Live Audio Mode (Speech-to-Speech)

For the ultimate low-latency experience, Meggy supports Live Audio Mode. Instead of the traditional multi-stage pipeline (Voice → STT → LLM → TTS → Voice), Live Audio uses a direct bidirectional speech-to-speech connection.

This eliminates round-trip delays, offering sub-500ms latency that feels like talking to a real human. It supports native conversational barge-in, meaning you can interrupt the AI organically and it will stop instantly, without needing the traditional echo gate.

Supported Live Audio providers include:

Gemini Live (Google's latest multimodal audio API)
OpenAI Realtime (WebSocket-based fast audio response)
Groq Voice (Ultra-low latency LPU processing)

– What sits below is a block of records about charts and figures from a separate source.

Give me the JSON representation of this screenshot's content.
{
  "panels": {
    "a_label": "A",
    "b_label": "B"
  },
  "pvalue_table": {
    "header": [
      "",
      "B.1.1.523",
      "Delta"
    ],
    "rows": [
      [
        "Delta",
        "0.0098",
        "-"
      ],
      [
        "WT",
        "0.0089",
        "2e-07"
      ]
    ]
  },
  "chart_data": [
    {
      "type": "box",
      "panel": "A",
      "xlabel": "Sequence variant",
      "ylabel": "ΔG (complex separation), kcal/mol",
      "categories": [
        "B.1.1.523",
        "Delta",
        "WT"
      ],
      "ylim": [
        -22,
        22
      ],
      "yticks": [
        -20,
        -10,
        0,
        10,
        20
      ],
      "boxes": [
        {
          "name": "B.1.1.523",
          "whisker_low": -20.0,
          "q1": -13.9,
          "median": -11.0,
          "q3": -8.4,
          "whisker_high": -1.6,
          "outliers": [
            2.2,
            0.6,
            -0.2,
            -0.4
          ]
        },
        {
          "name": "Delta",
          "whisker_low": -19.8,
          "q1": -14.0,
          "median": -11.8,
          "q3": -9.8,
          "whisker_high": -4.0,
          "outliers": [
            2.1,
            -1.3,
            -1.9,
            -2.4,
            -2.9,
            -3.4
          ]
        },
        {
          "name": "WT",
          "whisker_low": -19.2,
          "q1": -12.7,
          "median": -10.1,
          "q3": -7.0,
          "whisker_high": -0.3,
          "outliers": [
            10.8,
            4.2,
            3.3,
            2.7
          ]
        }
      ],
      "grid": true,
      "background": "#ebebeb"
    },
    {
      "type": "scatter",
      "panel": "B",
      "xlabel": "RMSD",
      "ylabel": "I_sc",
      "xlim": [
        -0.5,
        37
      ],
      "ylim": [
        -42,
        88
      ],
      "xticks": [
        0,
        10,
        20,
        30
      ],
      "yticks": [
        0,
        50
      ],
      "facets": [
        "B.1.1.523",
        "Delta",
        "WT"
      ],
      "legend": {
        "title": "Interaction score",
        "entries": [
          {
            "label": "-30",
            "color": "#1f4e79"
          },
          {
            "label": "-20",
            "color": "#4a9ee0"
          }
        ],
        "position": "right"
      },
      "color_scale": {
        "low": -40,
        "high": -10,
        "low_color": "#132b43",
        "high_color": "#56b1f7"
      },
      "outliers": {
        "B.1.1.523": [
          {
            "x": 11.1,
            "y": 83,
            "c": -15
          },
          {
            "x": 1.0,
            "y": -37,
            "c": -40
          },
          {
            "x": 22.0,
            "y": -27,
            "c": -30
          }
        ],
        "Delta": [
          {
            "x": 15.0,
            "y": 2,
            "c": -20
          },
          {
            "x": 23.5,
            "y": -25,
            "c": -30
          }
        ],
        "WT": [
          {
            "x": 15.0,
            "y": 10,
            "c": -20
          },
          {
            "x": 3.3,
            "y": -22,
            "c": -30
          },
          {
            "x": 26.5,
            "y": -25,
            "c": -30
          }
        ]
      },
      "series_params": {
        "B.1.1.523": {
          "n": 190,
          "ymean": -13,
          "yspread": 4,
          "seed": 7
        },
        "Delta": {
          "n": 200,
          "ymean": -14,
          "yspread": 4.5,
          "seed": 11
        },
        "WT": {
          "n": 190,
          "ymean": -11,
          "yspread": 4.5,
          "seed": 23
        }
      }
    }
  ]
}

You can toggle Live Audio mode on directly from the Voice & Speech settings. When enabled, it short-circuits the traditional pipeline for unprecedented speed.

Setting Up Voice Chat

Open Settings → Voice & Speech (in the AI & Models group)
Choose your STT provider (Local Whisper for privacy, Groq for speed, Deepgram for streaming, AssemblyAI for speaker labels, or OpenAI as a reliable default)
Choose your TTS provider (ElevenLabs for the most natural voices, Piper for offline use)
Select a voice from the provider's catalog
Toggle wake word detection on if you want hands-free activation
Start talking!

Tip: You can also configure Voice & Speech during the onboarding wizard when you first set up Meggy.

Voice Chat integrates with all of Meggy's channels — you can start a voice conversation on desktop and continue it via text on WhatsApp, or vice versa. It's all the same conversation, the same memory, the same assistant.